Su vasto currículo incluye el genocidio contra el pueblo de Vietnam, donde las fuerzas armadas estadounidenses lanzaron más bombas que todas las utilizadas en la Segunda Guerra Mundial; la conspiración con la CIA para el asesinato del presidente Salvador Allende y otros miles de chilenos, así como el empobrecimiento de las grandes mayorías de ese país y un adoctrinamiento brutal en el conservadurismo del que Chile todavía no logra levantarse.
Pero también los secuestros y ejecuciones de centenares de personas en el Cono Sur en el marco de la Operación Cóndor que -entre otras barbaridades- condujeron a la desaparición de 30 mil personas en Argentina; el apoyo al apartheid en Sudáfrica, la limpieza étnica acometida por el dictador indonesio Suharto en Timor Oriental; el sostenimiento del régimen de terror del shah de Irán Reza Pahleví. Todo un rosario de atrocidades que le valieron el epíteto de “el mayor criminal de guerra en libertad” por parte del escritor Gore Vidal.
Aquí, en América Lapobre, a Kissinger se le recordará por su respaldo al golpe de estado contra el presidente Salvador Allende y la dictadura de Augusto Pinochet en Chile, a la junta militar argentina entre 1976 y 1983, a la dictadura que inició Juan María Bordaberry -y sus sucesores- en Uruguay y los últimos años del régimen de Francisco Franco en España (hasta su muerte en 1975).
Ni siquiera abandonó sus convicciones racistas e intolerantes: un mes atrás calificó las manifestaciones propalestinas en Alemania como resultado del grave error de permitir la inmigración de tanta gente con un historial cultural y religioso completamente distinto.
Siempre estuvo de lado de los dueños del capital y sus marionetas, los políticos de Washington, a cuyo servicio dedicó su longeva vida. Su idea de orden mundial no estaba sostenido sino en portaaviones, bombardeos, bases militares estadounidenses a la largo y ancho del mundo, los drones, los misiles. Si existiera justicia en el mundo, los múltiples crímenes de lesa humanidad perpetrados bajo sus órdenes o su consejo le habrían permitido morir en prisión.
Poco ha cambiado en Washington, donde aconsejar a los gobernantes sobre los métodos más eficaces para aniquilar seres humanos e imponer sistemas económicos parasitarios seguirá siendo una profesión lucrativa para las grandes empresas trasnacionales, que “aceitan” la política estadounidense. Seguramente EEUU engendre nuevos Kissinger.

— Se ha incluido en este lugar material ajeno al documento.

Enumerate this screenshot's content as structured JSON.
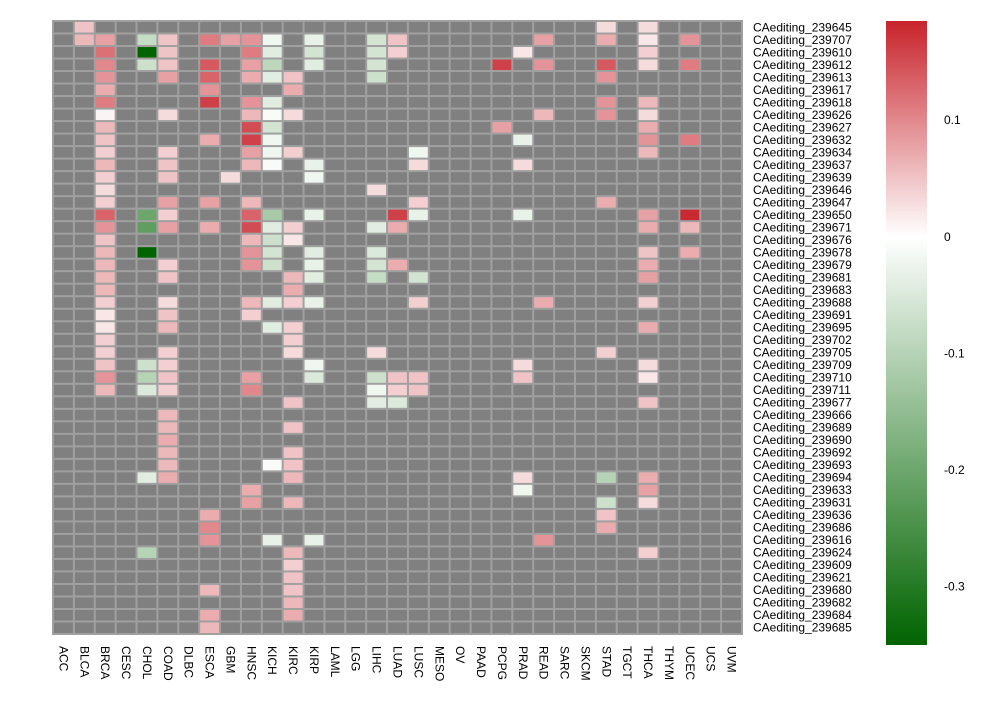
{
  "chart_data": {
    "type": "heatmap",
    "title": "",
    "columns": [
      "ACC",
      "BLCA",
      "BRCA",
      "CESC",
      "CHOL",
      "COAD",
      "DLBC",
      "ESCA",
      "GBM",
      "HNSC",
      "KICH",
      "KIRC",
      "KIRP",
      "LAML",
      "LGG",
      "LIHC",
      "LUAD",
      "LUSC",
      "MESO",
      "OV",
      "PAAD",
      "PCPG",
      "PRAD",
      "READ",
      "SARC",
      "SKCM",
      "STAD",
      "TGCT",
      "THCA",
      "THYM",
      "UCEC",
      "UCS",
      "UVM"
    ],
    "rows": [
      "CAediting_239645",
      "CAediting_239707",
      "CAediting_239610",
      "CAediting_239612",
      "CAediting_239613",
      "CAediting_239617",
      "CAediting_239618",
      "CAediting_239626",
      "CAediting_239627",
      "CAediting_239632",
      "CAediting_239634",
      "CAediting_239637",
      "CAediting_239639",
      "CAediting_239646",
      "CAediting_239647",
      "CAediting_239650",
      "CAediting_239671",
      "CAediting_239676",
      "CAediting_239678",
      "CAediting_239679",
      "CAediting_239681",
      "CAediting_239683",
      "CAediting_239688",
      "CAediting_239691",
      "CAediting_239695",
      "CAediting_239702",
      "CAediting_239705",
      "CAediting_239709",
      "CAediting_239710",
      "CAediting_239711",
      "CAediting_239677",
      "CAediting_239666",
      "CAediting_239689",
      "CAediting_239690",
      "CAediting_239692",
      "CAediting_239693",
      "CAediting_239694",
      "CAediting_239633",
      "CAediting_239631",
      "CAediting_239636",
      "CAediting_239686",
      "CAediting_239616",
      "CAediting_239624",
      "CAediting_239609",
      "CAediting_239621",
      "CAediting_239680",
      "CAediting_239682",
      "CAediting_239684",
      "CAediting_239685"
    ],
    "na_color": "#808080",
    "border_color": "#a0a0a0",
    "colorscale": {
      "low": "#006400",
      "mid": "#ffffff",
      "high": "#c8232b",
      "min": -0.35,
      "max": 0.185
    },
    "colorbar_ticks": [
      {
        "value": 0.1,
        "label": "0.1"
      },
      {
        "value": 0,
        "label": "0"
      },
      {
        "value": -0.1,
        "label": "-0.1"
      },
      {
        "value": -0.2,
        "label": "-0.2"
      },
      {
        "value": -0.3,
        "label": "-0.3"
      }
    ],
    "values": [
      [
        0,
        1,
        0.05
      ],
      [
        0,
        26,
        0.03
      ],
      [
        0,
        28,
        0.03
      ],
      [
        1,
        1,
        0.06
      ],
      [
        1,
        2,
        0.08
      ],
      [
        1,
        4,
        -0.08
      ],
      [
        1,
        5,
        0.05
      ],
      [
        1,
        7,
        0.11
      ],
      [
        1,
        8,
        0.08
      ],
      [
        1,
        9,
        0.09
      ],
      [
        1,
        10,
        -0.02
      ],
      [
        1,
        12,
        -0.03
      ],
      [
        1,
        15,
        -0.06
      ],
      [
        1,
        16,
        0.05
      ],
      [
        1,
        23,
        0.08
      ],
      [
        1,
        26,
        0.07
      ],
      [
        1,
        28,
        0.02
      ],
      [
        1,
        30,
        0.09
      ],
      [
        2,
        2,
        0.12
      ],
      [
        2,
        4,
        -0.35
      ],
      [
        2,
        5,
        0.05
      ],
      [
        2,
        9,
        0.11
      ],
      [
        2,
        10,
        -0.04
      ],
      [
        2,
        12,
        -0.06
      ],
      [
        2,
        15,
        -0.06
      ],
      [
        2,
        16,
        0.04
      ],
      [
        2,
        22,
        0.02
      ],
      [
        2,
        28,
        0.04
      ],
      [
        3,
        2,
        0.1
      ],
      [
        3,
        4,
        -0.07
      ],
      [
        3,
        5,
        0.05
      ],
      [
        3,
        7,
        0.14
      ],
      [
        3,
        9,
        0.08
      ],
      [
        3,
        10,
        -0.09
      ],
      [
        3,
        12,
        -0.04
      ],
      [
        3,
        15,
        -0.06
      ],
      [
        3,
        21,
        0.16
      ],
      [
        3,
        23,
        0.09
      ],
      [
        3,
        26,
        0.14
      ],
      [
        3,
        28,
        0.03
      ],
      [
        3,
        30,
        0.11
      ],
      [
        4,
        2,
        0.09
      ],
      [
        4,
        5,
        0.08
      ],
      [
        4,
        7,
        0.13
      ],
      [
        4,
        9,
        0.07
      ],
      [
        4,
        10,
        -0.04
      ],
      [
        4,
        11,
        0.05
      ],
      [
        4,
        15,
        -0.07
      ],
      [
        4,
        26,
        0.09
      ],
      [
        5,
        2,
        0.07
      ],
      [
        5,
        7,
        0.09
      ],
      [
        5,
        11,
        0.07
      ],
      [
        6,
        2,
        0.11
      ],
      [
        6,
        7,
        0.16
      ],
      [
        6,
        9,
        0.09
      ],
      [
        6,
        10,
        -0.04
      ],
      [
        6,
        26,
        0.09
      ],
      [
        6,
        28,
        0.06
      ],
      [
        7,
        2,
        0.01
      ],
      [
        7,
        5,
        0.03
      ],
      [
        7,
        9,
        0.06
      ],
      [
        7,
        10,
        -0.01
      ],
      [
        7,
        11,
        0.03
      ],
      [
        7,
        23,
        0.06
      ],
      [
        7,
        26,
        0.09
      ],
      [
        7,
        28,
        0.03
      ],
      [
        8,
        2,
        0.06
      ],
      [
        8,
        9,
        0.15
      ],
      [
        8,
        10,
        -0.06
      ],
      [
        8,
        21,
        0.08
      ],
      [
        8,
        28,
        0.07
      ],
      [
        9,
        2,
        0.05
      ],
      [
        9,
        7,
        0.07
      ],
      [
        9,
        9,
        0.16
      ],
      [
        9,
        10,
        -0.02
      ],
      [
        9,
        22,
        -0.03
      ],
      [
        9,
        28,
        0.09
      ],
      [
        9,
        30,
        0.11
      ],
      [
        10,
        2,
        0.04
      ],
      [
        10,
        5,
        0.04
      ],
      [
        10,
        9,
        0.08
      ],
      [
        10,
        10,
        -0.02
      ],
      [
        10,
        11,
        0.04
      ],
      [
        10,
        17,
        -0.02
      ],
      [
        10,
        28,
        0.06
      ],
      [
        11,
        2,
        0.06
      ],
      [
        11,
        5,
        0.05
      ],
      [
        11,
        9,
        0.06
      ],
      [
        11,
        10,
        -0.01
      ],
      [
        11,
        12,
        -0.03
      ],
      [
        11,
        17,
        0.03
      ],
      [
        11,
        22,
        0.03
      ],
      [
        12,
        2,
        0.04
      ],
      [
        12,
        5,
        0.05
      ],
      [
        12,
        8,
        0.03
      ],
      [
        12,
        12,
        -0.02
      ],
      [
        13,
        2,
        0.03
      ],
      [
        13,
        15,
        0.03
      ],
      [
        14,
        2,
        0.04
      ],
      [
        14,
        5,
        0.08
      ],
      [
        14,
        7,
        0.08
      ],
      [
        14,
        9,
        0.06
      ],
      [
        14,
        17,
        0.04
      ],
      [
        14,
        26,
        0.07
      ],
      [
        15,
        2,
        0.13
      ],
      [
        15,
        4,
        -0.2
      ],
      [
        15,
        5,
        0.04
      ],
      [
        15,
        9,
        0.13
      ],
      [
        15,
        10,
        -0.12
      ],
      [
        15,
        12,
        -0.03
      ],
      [
        15,
        16,
        0.16
      ],
      [
        15,
        17,
        -0.03
      ],
      [
        15,
        22,
        -0.03
      ],
      [
        15,
        28,
        0.08
      ],
      [
        15,
        30,
        0.18
      ],
      [
        16,
        2,
        0.09
      ],
      [
        16,
        4,
        -0.22
      ],
      [
        16,
        5,
        0.08
      ],
      [
        16,
        7,
        0.07
      ],
      [
        16,
        9,
        0.15
      ],
      [
        16,
        10,
        -0.04
      ],
      [
        16,
        11,
        0.04
      ],
      [
        16,
        15,
        -0.04
      ],
      [
        16,
        16,
        0.07
      ],
      [
        16,
        28,
        0.07
      ],
      [
        16,
        30,
        0.06
      ],
      [
        17,
        2,
        0.05
      ],
      [
        17,
        9,
        0.06
      ],
      [
        17,
        10,
        -0.07
      ],
      [
        17,
        11,
        0.02
      ],
      [
        18,
        2,
        0.06
      ],
      [
        18,
        4,
        -0.35
      ],
      [
        18,
        9,
        0.09
      ],
      [
        18,
        10,
        -0.06
      ],
      [
        18,
        12,
        -0.04
      ],
      [
        18,
        15,
        -0.05
      ],
      [
        18,
        28,
        0.05
      ],
      [
        18,
        30,
        0.07
      ],
      [
        19,
        2,
        0.06
      ],
      [
        19,
        5,
        0.04
      ],
      [
        19,
        9,
        0.09
      ],
      [
        19,
        10,
        -0.07
      ],
      [
        19,
        12,
        -0.03
      ],
      [
        19,
        15,
        -0.06
      ],
      [
        19,
        16,
        0.07
      ],
      [
        19,
        28,
        0.07
      ],
      [
        20,
        2,
        0.06
      ],
      [
        20,
        5,
        0.05
      ],
      [
        20,
        11,
        0.06
      ],
      [
        20,
        12,
        -0.04
      ],
      [
        20,
        15,
        -0.08
      ],
      [
        20,
        17,
        -0.06
      ],
      [
        20,
        28,
        0.08
      ],
      [
        21,
        2,
        0.06
      ],
      [
        21,
        11,
        0.07
      ],
      [
        22,
        2,
        0.04
      ],
      [
        22,
        5,
        0.03
      ],
      [
        22,
        9,
        0.06
      ],
      [
        22,
        10,
        -0.04
      ],
      [
        22,
        11,
        0.04
      ],
      [
        22,
        12,
        -0.03
      ],
      [
        22,
        17,
        0.04
      ],
      [
        22,
        23,
        0.07
      ],
      [
        22,
        28,
        0.04
      ],
      [
        23,
        2,
        0.02
      ],
      [
        23,
        5,
        0.05
      ],
      [
        23,
        9,
        0.04
      ],
      [
        24,
        2,
        0.02
      ],
      [
        24,
        5,
        0.06
      ],
      [
        24,
        10,
        -0.04
      ],
      [
        24,
        11,
        0.04
      ],
      [
        24,
        28,
        0.07
      ],
      [
        25,
        2,
        0.04
      ],
      [
        25,
        11,
        0.04
      ],
      [
        26,
        2,
        0.04
      ],
      [
        26,
        5,
        0.04
      ],
      [
        26,
        11,
        0.03
      ],
      [
        26,
        15,
        0.03
      ],
      [
        26,
        26,
        0.04
      ],
      [
        27,
        2,
        0.05
      ],
      [
        27,
        4,
        -0.07
      ],
      [
        27,
        5,
        0.04
      ],
      [
        27,
        12,
        -0.02
      ],
      [
        27,
        22,
        0.03
      ],
      [
        27,
        28,
        0.03
      ],
      [
        28,
        2,
        0.09
      ],
      [
        28,
        4,
        -0.1
      ],
      [
        28,
        5,
        0.05
      ],
      [
        28,
        9,
        0.08
      ],
      [
        28,
        12,
        -0.05
      ],
      [
        28,
        15,
        -0.07
      ],
      [
        28,
        16,
        0.05
      ],
      [
        28,
        17,
        0.05
      ],
      [
        28,
        22,
        0.05
      ],
      [
        28,
        28,
        0.02
      ],
      [
        29,
        2,
        0.06
      ],
      [
        29,
        4,
        -0.05
      ],
      [
        29,
        5,
        0.04
      ],
      [
        29,
        9,
        0.1
      ],
      [
        29,
        15,
        -0.02
      ],
      [
        29,
        16,
        0.04
      ],
      [
        29,
        17,
        0.05
      ],
      [
        30,
        11,
        0.05
      ],
      [
        30,
        15,
        -0.04
      ],
      [
        30,
        16,
        -0.05
      ],
      [
        30,
        28,
        0.05
      ],
      [
        31,
        5,
        0.06
      ],
      [
        32,
        5,
        0.06
      ],
      [
        32,
        11,
        0.05
      ],
      [
        33,
        5,
        0.07
      ],
      [
        34,
        5,
        0.06
      ],
      [
        34,
        11,
        0.05
      ],
      [
        35,
        5,
        0.06
      ],
      [
        35,
        10,
        -0.01
      ],
      [
        35,
        11,
        0.05
      ],
      [
        36,
        4,
        -0.04
      ],
      [
        36,
        5,
        0.07
      ],
      [
        36,
        11,
        0.06
      ],
      [
        36,
        22,
        0.03
      ],
      [
        36,
        26,
        -0.1
      ],
      [
        36,
        28,
        0.07
      ],
      [
        37,
        9,
        0.07
      ],
      [
        37,
        22,
        -0.02
      ],
      [
        37,
        28,
        0.08
      ],
      [
        38,
        9,
        0.08
      ],
      [
        38,
        11,
        0.06
      ],
      [
        38,
        26,
        -0.07
      ],
      [
        38,
        28,
        0.03
      ],
      [
        39,
        7,
        0.07
      ],
      [
        39,
        26,
        0.05
      ],
      [
        40,
        7,
        0.1
      ],
      [
        40,
        26,
        0.07
      ],
      [
        41,
        7,
        0.09
      ],
      [
        41,
        10,
        -0.03
      ],
      [
        41,
        12,
        -0.03
      ],
      [
        41,
        23,
        0.09
      ],
      [
        42,
        4,
        -0.1
      ],
      [
        42,
        11,
        0.06
      ],
      [
        42,
        28,
        0.04
      ],
      [
        43,
        11,
        0.04
      ],
      [
        44,
        11,
        0.05
      ],
      [
        45,
        7,
        0.06
      ],
      [
        45,
        11,
        0.05
      ],
      [
        46,
        11,
        0.06
      ],
      [
        47,
        7,
        0.07
      ],
      [
        47,
        11,
        0.07
      ],
      [
        48,
        7,
        0.06
      ]
    ]
  }
}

Como corolario de su vida desmenuzó en un libro (Liderazgo) a sus líderes preferidos del siglo XX, desde el presidente estadounidense Richard Nixon y el canciller alemán Konrad Adenauer hasta la polémica primera ministra británica Margareth Thatcher, pasando por el presidente francés Charles de Gaulle, el egipcio Anwar Sadat, y Lee Kuan Yew, fundador y artífice del meteórico desarrollo económico de la pequeña Singapur.
Lo que queda es que el mundo se libre del yugo estadounidense y su creencia de que democracia significa aniquilar pueblos con portaviones, bases militares, bombarderos, drones, misiles y desaparición de líderes sociales y políticos y que una vez muerto el halcón-ideólogo rechace el injerencismo de gobiernos demócratas y/o republicanos.